Let's connect the flash drive to our system:

The flash drive was identified as an sdc device. This means that the /dev/sdc device has appeared. If the flash drive had fat or ntfs partitions, then it’s better to throw the information somewhere, because after encrypting the device everything will be lost.

So, we can partition the flash drive using fdisk, we can leave it as is.

# cryptsetup luksFormat /dev/sdc

Enter the passphrase.

Now let's connect our encrypted device to mark it for the new file system:

# cryptsetup luksOpen /dev/sdc flash

Now we will be asked for a passphrase, after entering which a new device /dev/mapper/ will appear in the system<имя>, in our case flash.

Let's create a file system on this device:

# mkfs.ext3 /dev/mapper/flash

Ready. Well, it’s time to create keys that will be used to access the device. You can prepare several keys (up to 8 slots in total, although the 0th slot is already occupied by a passphrase, but it can be deleted).

# dd if=/dev/urandom of=~/keyfile.key bs=1 count=256

Thus, we will create a 256 byte file filled with random numbers. You can check this like this:

# xxd ~/keyfile.key

Really. completely random. Now all that remains is to add this key to our flash drive.

Let's disable the crypto container for now.

# cryptsetup luksClose flash

Add a key:

# cryptsetup luksAddKey /dev/sdc ~/keyfile.key

We will be prompted to enter a passphrase to ensure that we have access to this storage.

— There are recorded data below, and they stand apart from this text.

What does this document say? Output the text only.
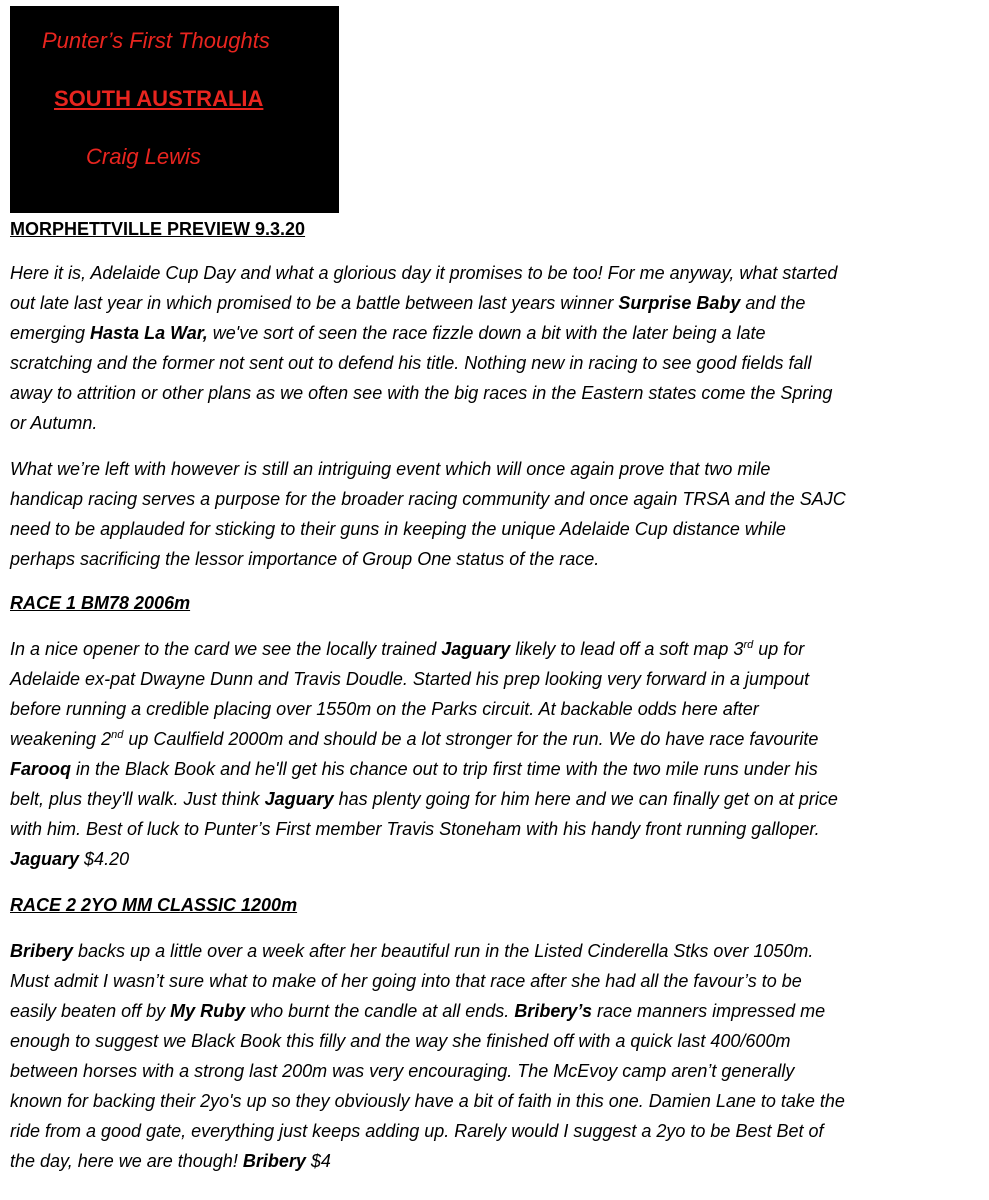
Punter’s First Thoughts
SOUTH AUSTRALIA
Craig Lewis

MORPHETTVILLE PREVIEW 9.3.20

Here it is, Adelaide Cup Day and what a glorious day it promises to be too! For me anyway, what started
out late last year in which promised to be a battle between last years winner Surprise Baby and the
emerging Hasta La War, we've sort of seen the race fizzle down a bit with the later being a late
scratching and the former not sent out to defend his title. Nothing new in racing to see good fields fall
away to attrition or other plans as we often see with the big races in the Eastern states come the Spring
or Autumn.

What we’re left with however is still an intriguing event which will once again prove that two mile
handicap racing serves a purpose for the broader racing community and once again TRSA and the SAJC
need to be applauded for sticking to their guns in keeping the unique Adelaide Cup distance while
perhaps sacrificing the lessor importance of Group One status of the race.

RACE 1 BM78 2006m

In a nice opener to the card we see the locally trained Jaguary likely to lead off a soft map 3rd up for
Adelaide ex-pat Dwayne Dunn and Travis Doudle. Started his prep looking very forward in a jumpout
before running a credible placing over 1550m on the Parks circuit. At backable odds here after
weakening 2nd up Caulfield 2000m and should be a lot stronger for the run. We do have race favourite
Farooq in the Black Book and he'll get his chance out to trip first time with the two mile runs under his
belt, plus they'll walk. Just think Jaguary has plenty going for him here and we can finally get on at price
with him. Best of luck to Punter’s First member Travis Stoneham with his handy front running galloper.
Jaguary $4.20

RACE 2 2YO MM CLASSIC 1200m

Bribery backs up a little over a week after her beautiful run in the Listed Cinderella Stks over 1050m.
Must admit I wasn’t sure what to make of her going into that race after she had all the favour’s to be
easily beaten off by My Ruby who burnt the candle at all ends. Bribery’s race manners impressed me
enough to suggest we Black Book this filly and the way she finished off with a quick last 400/600m
between horses with a strong last 200m was very encouraging. The McEvoy camp aren’t generally
known for backing their 2yo's up so they obviously have a bit of faith in this one. Damien Lane to take the
ride from a good gate, everything just keeps adding up. Rarely would I suggest a 2yo to be Best Bet of
the day, here we are though! Bribery $4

# cryptsetup luksDump /dev/sdc

Great! Now let's save the key in a safe place. We will need it to access the container.

Example 1.

User “A” wants to upload a file to a flash drive, knowing the passphrase:

We unlocked it using a password, creating a mydisk device, then mounted mydisk in the home directory. Created text file hello.txt with content. The container has been disabled.

Example 2.

We unlocked it using the key file and created a flashka device. We mounted it in the home directory of the user sergey, read the file - everything was ok!